第22章 惊闻噩耗心胆裂,假意进取谋深宫(2/2)
是夜,谢栖迟辗转难眠。一闭上眼,便是沈执砚的身影。不是往日塾斋中沉静的模样,也不是校场上倔强的姿态,而是穿着肮脏的囚服,被人推搡辱骂,在冰冷的水中劳作,纤细的手指红肿溃烂,那双总是清澈的眸子里盛满了惊恐与无助……梦中,他看到她被人欺辱,看到她因饥饿而蜷缩在角落,看到她无声地流泪……

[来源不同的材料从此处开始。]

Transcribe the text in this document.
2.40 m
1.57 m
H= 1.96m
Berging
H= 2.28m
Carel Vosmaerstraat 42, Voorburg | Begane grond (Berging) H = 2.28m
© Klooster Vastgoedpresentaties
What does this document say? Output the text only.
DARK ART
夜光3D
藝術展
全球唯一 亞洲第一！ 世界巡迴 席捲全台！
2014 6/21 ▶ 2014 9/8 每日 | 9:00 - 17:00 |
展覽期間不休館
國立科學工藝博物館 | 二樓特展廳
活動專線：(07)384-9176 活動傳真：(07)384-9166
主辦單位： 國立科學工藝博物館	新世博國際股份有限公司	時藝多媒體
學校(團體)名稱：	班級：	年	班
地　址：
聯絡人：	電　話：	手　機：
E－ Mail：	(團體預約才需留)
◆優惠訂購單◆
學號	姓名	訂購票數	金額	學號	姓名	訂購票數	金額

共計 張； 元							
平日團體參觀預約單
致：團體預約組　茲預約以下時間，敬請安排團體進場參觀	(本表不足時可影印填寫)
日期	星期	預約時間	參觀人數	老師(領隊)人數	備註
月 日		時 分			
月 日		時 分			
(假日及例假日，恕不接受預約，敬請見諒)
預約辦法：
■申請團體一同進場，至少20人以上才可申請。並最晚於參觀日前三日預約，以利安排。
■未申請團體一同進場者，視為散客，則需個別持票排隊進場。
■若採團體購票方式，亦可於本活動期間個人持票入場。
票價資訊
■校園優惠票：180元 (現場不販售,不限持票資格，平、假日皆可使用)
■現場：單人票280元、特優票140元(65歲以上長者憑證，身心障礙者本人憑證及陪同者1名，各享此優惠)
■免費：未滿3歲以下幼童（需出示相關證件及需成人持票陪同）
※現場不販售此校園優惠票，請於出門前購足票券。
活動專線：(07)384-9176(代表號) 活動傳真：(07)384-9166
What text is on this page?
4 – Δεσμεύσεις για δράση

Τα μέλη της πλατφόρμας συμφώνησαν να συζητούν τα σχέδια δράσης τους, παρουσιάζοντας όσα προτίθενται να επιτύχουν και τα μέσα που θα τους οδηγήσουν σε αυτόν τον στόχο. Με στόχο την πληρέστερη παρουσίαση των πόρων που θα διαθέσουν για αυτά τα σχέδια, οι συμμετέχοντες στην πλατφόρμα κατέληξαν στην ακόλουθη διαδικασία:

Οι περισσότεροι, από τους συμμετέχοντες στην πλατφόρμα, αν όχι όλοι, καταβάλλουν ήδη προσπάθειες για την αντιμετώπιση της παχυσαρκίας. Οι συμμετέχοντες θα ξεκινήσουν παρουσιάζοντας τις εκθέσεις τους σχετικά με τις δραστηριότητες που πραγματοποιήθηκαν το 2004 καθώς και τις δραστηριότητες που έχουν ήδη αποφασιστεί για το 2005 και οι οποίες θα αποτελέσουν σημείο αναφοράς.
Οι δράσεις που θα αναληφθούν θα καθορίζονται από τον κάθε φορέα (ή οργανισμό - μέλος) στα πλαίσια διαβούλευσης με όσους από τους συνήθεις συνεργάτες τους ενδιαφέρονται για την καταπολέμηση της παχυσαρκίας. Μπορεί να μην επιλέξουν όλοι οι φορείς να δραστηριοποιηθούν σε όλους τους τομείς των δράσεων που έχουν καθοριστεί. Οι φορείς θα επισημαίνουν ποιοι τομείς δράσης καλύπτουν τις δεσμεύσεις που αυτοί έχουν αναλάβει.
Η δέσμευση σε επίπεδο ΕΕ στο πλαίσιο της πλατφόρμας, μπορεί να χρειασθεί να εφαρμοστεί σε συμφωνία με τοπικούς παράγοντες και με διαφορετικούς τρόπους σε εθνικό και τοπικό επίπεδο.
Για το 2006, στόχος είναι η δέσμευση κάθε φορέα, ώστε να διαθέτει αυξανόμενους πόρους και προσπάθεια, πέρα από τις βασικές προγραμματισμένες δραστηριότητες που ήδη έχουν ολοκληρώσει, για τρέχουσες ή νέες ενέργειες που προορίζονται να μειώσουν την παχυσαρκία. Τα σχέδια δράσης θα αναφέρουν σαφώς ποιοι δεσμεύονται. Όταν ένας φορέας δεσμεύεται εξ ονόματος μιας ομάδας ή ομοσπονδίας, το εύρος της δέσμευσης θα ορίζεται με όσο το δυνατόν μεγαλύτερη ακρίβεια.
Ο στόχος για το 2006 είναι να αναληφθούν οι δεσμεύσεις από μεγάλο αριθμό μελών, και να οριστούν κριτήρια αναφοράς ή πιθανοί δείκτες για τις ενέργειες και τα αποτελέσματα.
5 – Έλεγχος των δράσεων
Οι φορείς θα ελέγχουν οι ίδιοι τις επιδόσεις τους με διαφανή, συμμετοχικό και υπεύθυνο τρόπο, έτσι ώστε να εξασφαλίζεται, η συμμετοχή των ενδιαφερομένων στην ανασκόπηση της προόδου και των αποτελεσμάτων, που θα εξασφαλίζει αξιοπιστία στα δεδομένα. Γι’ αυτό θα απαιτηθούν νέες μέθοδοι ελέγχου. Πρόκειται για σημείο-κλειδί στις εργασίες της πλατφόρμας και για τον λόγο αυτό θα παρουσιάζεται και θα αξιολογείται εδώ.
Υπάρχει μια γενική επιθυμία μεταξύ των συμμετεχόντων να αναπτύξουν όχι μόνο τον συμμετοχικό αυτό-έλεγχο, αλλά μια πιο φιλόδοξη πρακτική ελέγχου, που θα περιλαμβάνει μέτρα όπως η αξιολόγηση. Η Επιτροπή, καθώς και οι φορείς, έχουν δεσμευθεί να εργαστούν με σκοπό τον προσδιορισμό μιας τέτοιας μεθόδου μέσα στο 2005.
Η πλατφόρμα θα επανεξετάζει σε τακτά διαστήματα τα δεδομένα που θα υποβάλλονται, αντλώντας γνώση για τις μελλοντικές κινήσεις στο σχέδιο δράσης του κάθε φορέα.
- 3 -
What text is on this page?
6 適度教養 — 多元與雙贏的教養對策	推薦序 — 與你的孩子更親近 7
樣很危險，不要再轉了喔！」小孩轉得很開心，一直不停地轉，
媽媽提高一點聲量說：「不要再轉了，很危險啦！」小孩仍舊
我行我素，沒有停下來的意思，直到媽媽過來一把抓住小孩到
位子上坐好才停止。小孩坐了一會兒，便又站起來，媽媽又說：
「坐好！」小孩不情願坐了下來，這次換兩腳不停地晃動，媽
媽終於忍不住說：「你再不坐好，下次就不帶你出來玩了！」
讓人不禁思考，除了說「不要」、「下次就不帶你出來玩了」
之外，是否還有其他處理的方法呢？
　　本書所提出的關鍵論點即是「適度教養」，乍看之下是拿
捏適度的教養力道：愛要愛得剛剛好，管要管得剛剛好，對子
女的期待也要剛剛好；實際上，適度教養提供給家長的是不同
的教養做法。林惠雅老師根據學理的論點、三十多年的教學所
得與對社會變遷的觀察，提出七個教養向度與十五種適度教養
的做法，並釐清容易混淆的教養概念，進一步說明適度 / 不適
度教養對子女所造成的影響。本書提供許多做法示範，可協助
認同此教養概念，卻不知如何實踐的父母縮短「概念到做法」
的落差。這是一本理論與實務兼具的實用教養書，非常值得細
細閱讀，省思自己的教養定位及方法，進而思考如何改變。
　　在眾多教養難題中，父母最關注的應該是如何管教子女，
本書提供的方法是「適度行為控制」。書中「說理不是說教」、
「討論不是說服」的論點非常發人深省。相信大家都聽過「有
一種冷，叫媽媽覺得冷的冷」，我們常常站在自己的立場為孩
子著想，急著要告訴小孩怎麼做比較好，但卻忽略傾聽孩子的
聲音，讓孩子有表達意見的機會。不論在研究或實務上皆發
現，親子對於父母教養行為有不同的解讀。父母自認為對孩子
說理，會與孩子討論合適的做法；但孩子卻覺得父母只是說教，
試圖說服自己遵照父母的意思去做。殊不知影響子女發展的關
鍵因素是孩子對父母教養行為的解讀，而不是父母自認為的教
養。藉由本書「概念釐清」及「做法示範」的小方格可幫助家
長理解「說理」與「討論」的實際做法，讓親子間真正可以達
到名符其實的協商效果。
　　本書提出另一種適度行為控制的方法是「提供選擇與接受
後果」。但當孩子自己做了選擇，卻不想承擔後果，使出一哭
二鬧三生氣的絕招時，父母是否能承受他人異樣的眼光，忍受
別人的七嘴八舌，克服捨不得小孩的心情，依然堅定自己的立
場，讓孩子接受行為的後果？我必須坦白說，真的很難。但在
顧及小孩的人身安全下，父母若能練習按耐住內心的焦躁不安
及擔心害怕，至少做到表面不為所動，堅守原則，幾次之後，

“执砚!”他猛地从梦中惊醒,额上全是冷汗,心口传来一阵阵尖锐的绞痛,仿佛感同身受着她正在承受的苦难。那蚀骨的心疼,几乎要将他淹没。
他不能再这样眼睁睁看着,哪怕只能远远地,知道她一丝半点的消息,哪怕只能在她受苦时,提供一点点微不足道的帮助……他必须想办法,靠近那座囚禁了她的皇城。
翌日,谢栖迟找到了父亲谢仲安。谢仲安正在药房整理此次西南之行的收获,见儿子进来,神色沉郁,不似往常。
“父亲,”谢栖迟恭敬行礼后,开门见山,“孩儿思虑良久,愿入太医院任职,还请父亲代为引荐。”
谢仲安闻言,手中动作一顿,讶异地抬头看他:“哦?你先前不是一直不喜宫禁束缚,言说宁愿游历四方,行医济世,亦不愿困于一方宫墙之内吗?怎地突然改了主意?”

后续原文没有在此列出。